Dessa maneira, chega-se, em nome da liberdade do comércio (isto é: em nome da liberdade de ter lucro), a ignorar qualquer tipo de problema ou exigência resultando de imperativos coletivos. Não há dúvida em relação à ordem de prioridade que deve nortear os comportamentos. Pode-se, a rigor, assinar textos para proteger espécies animais ou vegetais, preservar determinados espaços nacionais ou regionais, ou mesmo quase universais, desde que não interfiram no livre jogo do comércio. Esse tipo de posição acaba favorecendo uma percepção deformada e profundamente disfuncional das realidades, na medida em que promove uma imagem do comércio como fenômeno autônomo, separado do contexto em que ele funciona. Ocorre, todavia, que o estudo desse contexto revela a extensão dos estragos que se verificam por toda parte, notadamente em razão das condições ilimitadas da expansão comercial.

O AUMENTO DA ENTROPIA

Ninguém pode fazer de conta que desconhece as realidades mais elementares das relações internacionais desde 1945, a ponto de não perceber que a um aumento espantoso dos números relativos ao comércio correspondeu um aumento trágico da degradação das condições de vida da maioria da população da Terra. Essa afirmação não pretende postular, de maneira simplória , que o aumento do comércio é a causa direta da degradação. é de modo complexo, ao contrário, que o comércio está estruturalmente ligado ao aumento da miséria planetária, para o qual ele contribui, a par de outros fatores estruturais, de diversas maneiras: pressão sobre os recursos através da exploração das "vantagens comparativas"; transferência de recursos humanos e naturais; apropriação dos recursos por meios cada vez mais sofisticados (biopirataria; biogenética; patenteamento de substâncias de seres vivos); produção de mais-valias transferidas para outros países; exploração desenfreada de recursos naturais, renováveis ou não; contínua deterioração dos termos do intercâmbio; deslocalização de atividades e investimentos especulativos de capitais de alto risco, dentre outros.

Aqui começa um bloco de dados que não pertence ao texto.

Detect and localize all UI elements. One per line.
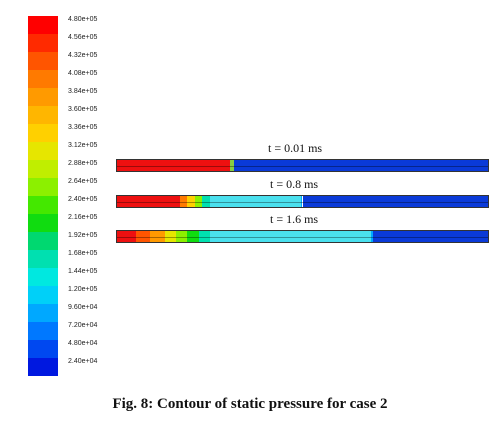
figure-caption: Fig. 8: Contour of static pressure for c… <box>112 396 388 412</box>
color-legend-bar <box>28 16 58 376</box>
strip-label-0: t = 0.01 ms <box>268 141 323 155</box>
legend-band-17 <box>28 322 58 340</box>
strip-1-segment-7 <box>302 196 488 207</box>
pressure-contour-strip-0 <box>116 159 489 172</box>
legend-label-0: 4.80e+05 <box>68 15 98 23</box>
strip-2-segment-5 <box>187 231 199 242</box>
strip-2-segment-4 <box>176 231 188 242</box>
legend-label-6: 3.36e+05 <box>68 123 98 131</box>
legend-band-3 <box>28 70 58 88</box>
strip-label-1: t = 0.8 ms <box>270 177 319 191</box>
legend-band-6 <box>28 124 58 142</box>
legend-band-13 <box>28 250 58 268</box>
strip-2-segment-0 <box>117 231 136 242</box>
legend-label-2: 4.32e+05 <box>68 51 98 59</box>
strip-2-segment-8 <box>371 231 373 242</box>
legend-label-18: 4.80e+04 <box>68 339 98 347</box>
strip-1-segment-5 <box>209 196 301 207</box>
legend-band-11 <box>28 214 58 232</box>
legend-label-11: 2.16e+05 <box>68 213 98 221</box>
legend-band-12 <box>28 232 58 250</box>
legend-label-13: 1.68e+05 <box>68 249 98 257</box>
strip-1-centerline <box>117 201 488 203</box>
strip-2-segment-6 <box>198 231 210 242</box>
legend-band-9 <box>28 178 58 196</box>
strip-2-centerline <box>117 236 488 238</box>
legend-label-17: 7.20e+04 <box>68 321 98 329</box>
strip-0-segment-1 <box>230 160 234 171</box>
strip-0-segment-0 <box>117 160 231 171</box>
strip-1-segment-6 <box>300 196 303 207</box>
legend-band-0 <box>28 16 58 34</box>
legend-label-8: 2.88e+05 <box>68 159 98 167</box>
strip-2-segment-1 <box>135 231 151 242</box>
strip-1-segment-0 <box>117 196 181 207</box>
legend-label-9: 2.64e+05 <box>68 177 98 185</box>
legend-label-5: 3.60e+05 <box>68 105 98 113</box>
strip-label-2: t = 1.6 ms <box>270 212 319 226</box>
color-legend-labels: 4.80e+05 4.56e+05 4.32e+05 4.08e+05 3.84e+05… <box>68 0 128 400</box>
legend-label-4: 3.84e+05 <box>68 87 98 95</box>
pressure-contour-strip-1 <box>116 195 489 208</box>
legend-band-18 <box>28 340 58 358</box>
strip-2-segment-7 <box>209 231 372 242</box>
legend-label-7: 3.12e+05 <box>68 141 98 149</box>
legend-band-8 <box>28 160 58 178</box>
legend-band-15 <box>28 286 58 304</box>
legend-band-1 <box>28 34 58 52</box>
strip-2-segment-3 <box>165 231 177 242</box>
legend-label-14: 1.44e+05 <box>68 267 98 275</box>
legend-band-16 <box>28 304 58 322</box>
legend-band-4 <box>28 88 58 106</box>
legend-label-12: 1.92e+05 <box>68 231 98 239</box>
legend-label-3: 4.08e+05 <box>68 69 98 77</box>
legend-band-10 <box>28 196 58 214</box>
legend-label-1: 4.56e+05 <box>68 33 98 41</box>
legend-label-19: 2.40e+04 <box>68 357 98 365</box>
strip-1-segment-2 <box>187 196 195 207</box>
pressure-contour-strip-2 <box>116 230 489 243</box>
legend-band-19 <box>28 358 58 376</box>
strip-0-segment-2 <box>233 160 488 171</box>
legend-label-15: 1.20e+05 <box>68 285 98 293</box>
strip-1-segment-1 <box>180 196 188 207</box>
strip-1-segment-4 <box>202 196 210 207</box>
legend-label-16: 9.60e+04 <box>68 303 98 311</box>
strip-2-segment-9 <box>372 231 488 242</box>
legend-band-2 <box>28 52 58 70</box>
legend-band-14 <box>28 268 58 286</box>
legend-label-10: 2.40e+05 <box>68 195 98 203</box>
legend-band-7 <box>28 142 58 160</box>
strip-0-centerline <box>117 165 488 167</box>
strip-1-segment-3 <box>194 196 203 207</box>
strip-2-segment-2 <box>150 231 166 242</box>
legend-band-5 <box>28 106 58 124</box>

Le Monde Diplomatique (nov. 1997, p. 1) traz uma síntese dos resultados observáveis do modelo em vigor. "Seis milhões de hectares da terras aráveis desaparecem anualmente, em razão da desertificação. Por toda parte, a erosão, a superexploração devoram, em ritmo acelerado, a superfície das terras cultiváveis [...] 800 milhões de pessoas padecem de malnutrição.

"No ano de 2010, a cobertura florestal do globo terá diminuído em mais de 40%, em relação a 199O.[...]Entre 10 e 17 milhões de hectares desaparecem anualmente. Quatro vezes a Suiça. A deforestação destrui um patrimônio biológico único: as florestas tropicais úmidas hospedam 70% das espécies. Segundo a IUCN [International Union for Conservation of Nature], 20% de todas as espécies existentes terão desaparecido daqui a dez anos.

''As florestas mais atingidas são as florestas tropicais. Assim, na Indonésia, cerca de 80% da floresta úmida da ilha de Sumatra desapareceu desde os anos 70. E no Bornéo, o número de árvores cortadas quase quin-tuplicou, em dezesseis anos. Certamente, essas destruições estão oriundas do crescimento rápido da população, que utiliza a lenha como combustível e as terras para a agricultura, mas sobretudo da exploração florestal em prol dos países ricos".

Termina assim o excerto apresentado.